Tiendita

Fighting for the Water that Sustains Us

This article was originally published in Spanish in La Opinión, Luchar por el agua que nos sustenta es prioritario.

Water is life -- from drinking water to our nation’s rivers and the ocean that sustains us all.

The National Hispanic Leadership Agenda (NHLA), a non-partisan association of major Hispanic and Latino organizations and leaders, has just released practical water policy recommendations in its latest October report. Among the recommendations is for Congress to support legislation that will prohibit water shutoffs, mandate reconnections, and ensure water affordability protections for our low-income communities during an emergency and beyond.

It is critical that we protect the millions of people who lack access to safe drinking water, and the millions more who are vulnerable to urban flooding caused by intensifying extreme weather, like hurricanes, due to an accelerating climate crisis.

Access to clean water is foundational to public health, the economy, and outdoor recreation. The COVID-19 pandemic and the climate crisis continue to show us that Congress must take action to protect our fundamental human right to water. It must also recognize the disparities environmental racism has perpetuated in communities of color, contributing to unequal access, inequitable systems and the blatant disregard of our people.

During this public health crisis, Latino, Black and Indigenous communities have disproportionately borne the brunt of its impacts, including many frontline workers. COVID-19 has affected our health, our employment, our education, and our livelihoods. It is overwhelming the Latino community and communities of color, but it is not the only threat we are up against.

Hurricane Laura, which hit the Louisiana coast, was one of the strongest to make landfall in history. It’s acceleration and strength were a direct result of climate change, creating massive flooding and displacing thousands of people. In the West, dozens upon dozens of intensifying wildfires, another consequence of climate change, have left thousands of people without homes—including a community of Latino farmworkers in Oregon and agricultural workers in California's wine country.

There is also a concern about the disproportionate concentration of Latino communities in areas at risk of urban flooding, a threat compounded by development, hurricanes and sea-level rise. In the most vulnerable areas, even small rainstorms can destroy homes, businesses and community spaces.

Meanwhile, I've seen the inequities in water access as a Latina. Many of the Latino communities in my home state of California are struggling to ensure they have enough water for the families who live there, including multiple towns in the San Joaquin Valley. They simply do not have access to clean, affordable water.

In those places, residents have to travel miles from their homes to buy bottled water because their tap water is unsafe to drink, and their small-town stores can’t keep up with the demand. is the reality for too many people, especially people of color here in the San Joaquin Valley -- it's for them that I have dedicated my life as an advocate and steward.

During this global pandemic, public health officials have instructed us to stay home and wash our hands in an effort to prevent the spread of COVID-19. But even basic sanitation is a challenge for people experiencing water service shutoffs.
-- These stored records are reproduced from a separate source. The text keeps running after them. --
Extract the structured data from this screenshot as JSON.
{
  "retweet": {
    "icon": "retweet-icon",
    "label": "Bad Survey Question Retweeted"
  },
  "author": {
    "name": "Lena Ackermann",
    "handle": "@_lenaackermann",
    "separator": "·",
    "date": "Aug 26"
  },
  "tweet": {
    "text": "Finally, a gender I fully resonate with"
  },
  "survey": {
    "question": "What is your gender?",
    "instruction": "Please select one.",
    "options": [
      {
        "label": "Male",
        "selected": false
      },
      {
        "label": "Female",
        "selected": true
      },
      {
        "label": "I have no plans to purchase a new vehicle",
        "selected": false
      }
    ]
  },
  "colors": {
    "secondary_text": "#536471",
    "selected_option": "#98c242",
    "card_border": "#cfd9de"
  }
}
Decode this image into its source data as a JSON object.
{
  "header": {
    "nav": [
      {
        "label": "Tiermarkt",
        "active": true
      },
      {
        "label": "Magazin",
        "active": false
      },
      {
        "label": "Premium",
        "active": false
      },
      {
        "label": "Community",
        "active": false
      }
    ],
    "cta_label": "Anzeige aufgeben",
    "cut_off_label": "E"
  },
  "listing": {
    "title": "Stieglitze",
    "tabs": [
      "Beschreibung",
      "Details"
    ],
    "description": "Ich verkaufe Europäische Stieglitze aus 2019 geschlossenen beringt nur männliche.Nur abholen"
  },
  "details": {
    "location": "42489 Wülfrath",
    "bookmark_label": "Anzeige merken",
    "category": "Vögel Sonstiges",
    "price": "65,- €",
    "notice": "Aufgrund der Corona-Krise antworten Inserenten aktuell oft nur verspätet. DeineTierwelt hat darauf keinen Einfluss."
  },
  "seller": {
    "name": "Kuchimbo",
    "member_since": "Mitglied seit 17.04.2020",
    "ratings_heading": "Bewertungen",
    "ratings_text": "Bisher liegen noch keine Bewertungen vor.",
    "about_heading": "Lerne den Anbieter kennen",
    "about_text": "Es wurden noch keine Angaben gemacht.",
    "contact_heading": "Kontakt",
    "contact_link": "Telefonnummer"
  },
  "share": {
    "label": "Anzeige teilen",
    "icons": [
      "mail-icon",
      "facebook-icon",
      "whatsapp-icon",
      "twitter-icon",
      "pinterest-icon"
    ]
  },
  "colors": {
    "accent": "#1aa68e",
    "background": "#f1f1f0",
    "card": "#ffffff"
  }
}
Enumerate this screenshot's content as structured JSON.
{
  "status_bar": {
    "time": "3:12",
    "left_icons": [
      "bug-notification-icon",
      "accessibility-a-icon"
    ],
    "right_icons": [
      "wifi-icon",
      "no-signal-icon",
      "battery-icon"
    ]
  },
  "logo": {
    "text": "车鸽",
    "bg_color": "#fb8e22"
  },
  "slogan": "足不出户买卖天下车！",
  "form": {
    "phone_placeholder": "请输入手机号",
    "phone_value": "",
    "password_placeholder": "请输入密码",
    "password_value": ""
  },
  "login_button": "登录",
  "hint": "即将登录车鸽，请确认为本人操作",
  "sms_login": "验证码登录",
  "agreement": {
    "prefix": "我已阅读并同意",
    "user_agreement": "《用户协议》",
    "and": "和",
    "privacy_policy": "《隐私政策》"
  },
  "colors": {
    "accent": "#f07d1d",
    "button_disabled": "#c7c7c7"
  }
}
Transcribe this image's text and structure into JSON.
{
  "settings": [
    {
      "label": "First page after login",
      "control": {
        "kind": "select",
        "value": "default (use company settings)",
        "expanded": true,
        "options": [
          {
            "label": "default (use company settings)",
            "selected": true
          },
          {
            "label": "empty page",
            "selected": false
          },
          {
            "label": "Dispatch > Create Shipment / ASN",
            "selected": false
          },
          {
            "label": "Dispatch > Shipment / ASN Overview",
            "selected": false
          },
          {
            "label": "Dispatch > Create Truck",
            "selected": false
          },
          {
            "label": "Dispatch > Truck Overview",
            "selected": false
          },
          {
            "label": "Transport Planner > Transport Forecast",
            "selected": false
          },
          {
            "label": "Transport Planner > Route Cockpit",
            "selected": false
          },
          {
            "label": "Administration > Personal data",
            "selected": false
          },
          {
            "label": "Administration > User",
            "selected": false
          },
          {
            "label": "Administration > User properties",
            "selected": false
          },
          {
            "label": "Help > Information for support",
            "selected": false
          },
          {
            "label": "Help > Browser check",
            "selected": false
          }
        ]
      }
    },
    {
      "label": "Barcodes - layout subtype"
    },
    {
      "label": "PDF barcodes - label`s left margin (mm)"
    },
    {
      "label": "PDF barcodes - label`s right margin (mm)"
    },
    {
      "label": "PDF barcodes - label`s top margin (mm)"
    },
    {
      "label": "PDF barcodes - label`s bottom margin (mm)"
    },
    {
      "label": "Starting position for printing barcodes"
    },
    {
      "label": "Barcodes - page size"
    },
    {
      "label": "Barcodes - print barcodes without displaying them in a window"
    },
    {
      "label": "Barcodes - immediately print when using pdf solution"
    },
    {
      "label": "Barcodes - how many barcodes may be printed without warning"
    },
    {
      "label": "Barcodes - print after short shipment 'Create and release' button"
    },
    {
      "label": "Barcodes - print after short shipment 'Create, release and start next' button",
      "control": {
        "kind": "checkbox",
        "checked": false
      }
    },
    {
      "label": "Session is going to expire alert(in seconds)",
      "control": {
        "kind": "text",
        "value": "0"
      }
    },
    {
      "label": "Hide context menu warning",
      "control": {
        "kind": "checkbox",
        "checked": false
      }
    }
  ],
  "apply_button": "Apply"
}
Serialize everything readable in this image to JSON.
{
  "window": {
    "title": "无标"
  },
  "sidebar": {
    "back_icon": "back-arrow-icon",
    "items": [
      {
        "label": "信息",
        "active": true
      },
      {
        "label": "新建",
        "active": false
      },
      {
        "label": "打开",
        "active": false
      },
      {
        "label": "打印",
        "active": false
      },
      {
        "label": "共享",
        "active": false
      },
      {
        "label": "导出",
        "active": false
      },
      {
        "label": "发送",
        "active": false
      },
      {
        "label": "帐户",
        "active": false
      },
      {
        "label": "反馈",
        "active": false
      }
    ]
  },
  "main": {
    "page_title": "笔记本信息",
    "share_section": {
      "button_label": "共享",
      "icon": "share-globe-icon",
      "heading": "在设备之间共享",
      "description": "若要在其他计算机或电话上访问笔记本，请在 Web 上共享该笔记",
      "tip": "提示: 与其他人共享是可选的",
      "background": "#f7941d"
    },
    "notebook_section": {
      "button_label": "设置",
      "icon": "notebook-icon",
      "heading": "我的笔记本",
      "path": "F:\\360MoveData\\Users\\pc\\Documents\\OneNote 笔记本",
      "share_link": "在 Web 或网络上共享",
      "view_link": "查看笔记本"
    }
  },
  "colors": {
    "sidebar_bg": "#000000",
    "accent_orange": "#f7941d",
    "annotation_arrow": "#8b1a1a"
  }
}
Water is becoming too expensive for millions of families, a direct impact of the decline of federal funding for water systems since the 1970s. Today, only 20 states, including California, Kentucky and New York have implemented a statewide moratorium on water-shutoffs.

Of course, a moratorium won’t help those who lack access to safe tap water. A report by Dig Deep and the U.S. Water Alliance finds that Latino households are nearly twice as likely as white households to lack complete plumbing, while Native American and Indigenous households are 19 times as likely to lack complete plumbing.

Environmental injustices and racism have kept us from the basic human right to clean water. Our federal representatives must act now to enact critical policies addressing water equity.

NHLA recommends that Congress address these inequities by creating and supporting federal funding streams for the repair and maintenance of aging wastewater systems, prioritizing communities like Puerto Rico, Las Colonias, rural Black communities, and the Navajo Nation.

Congress must pass legislation to increase water infrastructure investments and drinking water and wastewater systems, prioritizing low-income communities of color— especially Latino, Black, Indigenous and multiracial communities. These investments should include green infrastructure so that when extreme weather-disasters like hurricanes occur, our communities will be safeguarded. These NHLA policy recommendations can bring us closer to water equity and, ultimately, water justice. I call on leaders in Congress to take action to ensure all communities have access to clean, safe water.

Mariana Del Valle Prieto Cervantes is a Clean and Healthy Waters Advocate with GreenLatinos.